More nightclub paramedics needed say A&E doctors
- 27 October 2010
- From the section Health
A&E doctors want more nightclubs to employ paramedics to take the pressure off their increasingly overstretched services.
Club owners sometimes take on private paramedics for certain nights, but Newsbeat's found they are cutting back to save money.
Many of the big companies that supply the paramedics say they are being used much less than they were a year ago.
They say clubs are trying to save money instead by training staff in first aid.
Two of the big five companies Newsbeat spoke to have had all or half of their contracts cancelled in the last year.
A&E doctors say there are limits to what first aiders can do, and that withdrawing paramedics means more patients end up at hospital.
According to the doctors, the majority of clubbers that come to A&E don't need to be there.
They say most of the injuries are small and with the right expertise could easily be dealt with by the venue.
John Heyworth, the President of the College of Emergency Medicine - which represents A&E doctors, thinks drunken clubbers put a huge strain on A&E.
"They need a lot of resources", he said.
"They are often disruptive - or their friends are - and this puts a huge strain on the NHS, which frankly we could do without."
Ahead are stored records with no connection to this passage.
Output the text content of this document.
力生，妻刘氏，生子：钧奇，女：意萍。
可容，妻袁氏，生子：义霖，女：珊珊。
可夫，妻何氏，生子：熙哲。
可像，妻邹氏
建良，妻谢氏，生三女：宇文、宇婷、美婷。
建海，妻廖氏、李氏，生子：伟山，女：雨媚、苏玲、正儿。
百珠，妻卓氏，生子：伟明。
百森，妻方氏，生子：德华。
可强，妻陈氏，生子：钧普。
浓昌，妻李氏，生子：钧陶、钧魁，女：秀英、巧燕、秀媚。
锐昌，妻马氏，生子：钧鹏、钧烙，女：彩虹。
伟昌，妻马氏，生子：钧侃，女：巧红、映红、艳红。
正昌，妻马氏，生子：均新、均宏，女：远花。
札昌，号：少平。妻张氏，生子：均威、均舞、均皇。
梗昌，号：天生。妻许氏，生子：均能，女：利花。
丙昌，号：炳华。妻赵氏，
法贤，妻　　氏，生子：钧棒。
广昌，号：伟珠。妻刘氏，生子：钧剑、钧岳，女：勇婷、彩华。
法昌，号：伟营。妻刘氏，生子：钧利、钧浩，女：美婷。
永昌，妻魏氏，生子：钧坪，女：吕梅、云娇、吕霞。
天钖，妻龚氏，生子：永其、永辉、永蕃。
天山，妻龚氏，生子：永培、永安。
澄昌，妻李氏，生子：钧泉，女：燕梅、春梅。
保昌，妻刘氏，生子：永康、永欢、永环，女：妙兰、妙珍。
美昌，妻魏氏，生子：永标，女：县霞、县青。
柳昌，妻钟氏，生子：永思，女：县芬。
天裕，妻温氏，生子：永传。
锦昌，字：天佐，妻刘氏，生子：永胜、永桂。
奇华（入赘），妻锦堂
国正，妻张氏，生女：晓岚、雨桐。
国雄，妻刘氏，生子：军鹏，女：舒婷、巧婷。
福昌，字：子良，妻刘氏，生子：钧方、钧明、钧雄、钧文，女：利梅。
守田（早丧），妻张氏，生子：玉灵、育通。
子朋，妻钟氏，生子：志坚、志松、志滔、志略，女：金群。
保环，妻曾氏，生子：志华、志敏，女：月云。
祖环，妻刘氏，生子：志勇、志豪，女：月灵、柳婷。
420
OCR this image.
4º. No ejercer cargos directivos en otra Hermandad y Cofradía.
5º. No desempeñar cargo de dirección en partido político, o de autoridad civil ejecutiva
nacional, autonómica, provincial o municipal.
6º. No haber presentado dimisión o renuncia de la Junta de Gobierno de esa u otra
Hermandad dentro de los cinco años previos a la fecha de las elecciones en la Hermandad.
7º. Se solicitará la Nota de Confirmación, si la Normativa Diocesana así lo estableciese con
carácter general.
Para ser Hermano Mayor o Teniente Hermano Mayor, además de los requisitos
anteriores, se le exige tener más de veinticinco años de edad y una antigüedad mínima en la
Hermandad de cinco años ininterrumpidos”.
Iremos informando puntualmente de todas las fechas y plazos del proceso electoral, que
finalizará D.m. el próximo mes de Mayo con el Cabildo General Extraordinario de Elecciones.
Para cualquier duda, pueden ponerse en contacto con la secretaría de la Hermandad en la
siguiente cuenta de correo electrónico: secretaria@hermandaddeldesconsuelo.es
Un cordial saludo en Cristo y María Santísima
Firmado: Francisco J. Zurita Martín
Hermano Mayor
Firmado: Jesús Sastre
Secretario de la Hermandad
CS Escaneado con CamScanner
Clubbers that Newsbeat spoke to in Cardiff thought in-club paramedics were a good idea. However, some reckoned they didn't have much choice but to go to A&E.
Andrew Robbins, 19, said: "You might see an incident that is really quite mild, but because you are drunk and there's no one there to help you might call 999.
"A [nightclub] paramedic is a good idea."
Charlotte, 20, a university student, thought that clubs should do more: "There are clubs that sell thousands of tickets a night.
"Everyone's drinking, so surely they should take some responsibility for the effects they are having.
"If there was medical attention in clubs it would stop people going to A&E."
Clubs have 'responsibility'
A&E attendances are increasing every year and doctors say they are overwhelmed by patient numbers.
Figures from the Department of Health show an increase of two and a half per cent in the year leading up to May 2010.
John Heyworth says clubs have a responsibility to help: "There's a whole range of injuries that can occur in a nightclub.
"Providing some level of support and care for things that go wrong is a very reasonable expectation.
"If these patients can be safely managed at the scene by a paramedic, that is a great relief for us."